Quando si produce una birra è normale inserire nel grist tutti i malti compresi quelli scuri. E’ giusto sapere che, proprio i malti scuri,  possono essere omessi dal processo di mash poiché non necessitano di conversione. Durante la maltazione essi vengono trattati ad altissime temperature tanto da distruggere proteine ed amidi e tra le altre cose fanno scendere notevolmente il pH.

Per ometterli dal grist ed evitare che si presentino tutte le problematiche del loro utilizzo,  ci può essere di aiuto la tecnica del Cold Steeping o meglio la macerazione a freddo dei grani scuri. Questa tecnica è stata diffusa dalla malteria Briess e consiste nel lasciare i malti scuri in infusione in acqua fredda per 24 ore. Questo processo tende ad estrarre solo il colore ed un leggerissimo sapore. La temperatura dell’acqua non calda tende a far trattenere nei grani il sapore di tostato che altrimenti potrebbe causare effetti indesiderati nella birra.

Oltre al tempo di infusione è da considerare anche la quantità. Si potrebbe ipotizzare una quantità di 500g in 2 litri di acqua favorendo così l’estrazione di colore ed aromi desiderati tralasciando invece tutte quelle proprietà che provocano sapori ed aromi sgradevoli. La soluzione ottenuta si può aggiungere negli ultimi 10/15 minuti di bollitura versandone poco alla volta fino ad ottenere il risultato voluto.

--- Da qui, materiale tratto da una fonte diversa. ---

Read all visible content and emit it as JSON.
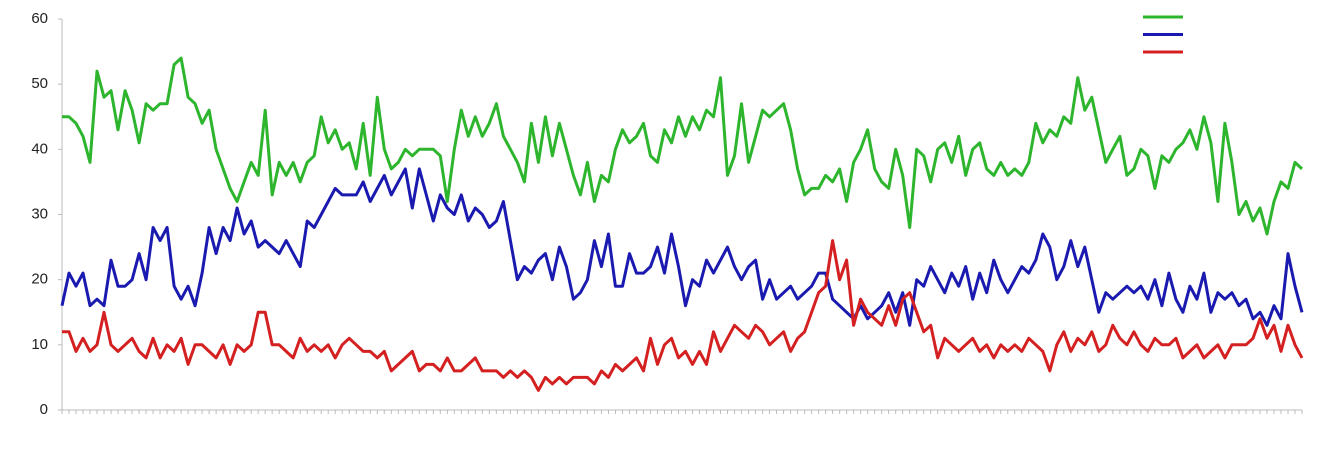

Ho utilizzato questa tecnica quando ho cercato di fare una Imperial Stout prima che iniziasse ufficialmente la mia avventura in BIAB, il risultato ottenuto purtroppo non lo conosco ancora poiché durante la fermentazione la birra si è infettata, ma sono riuscito a recuperarne 5 litri che stanno fermentando con lieviti OMEGA YEAST ALL THE BRETTS.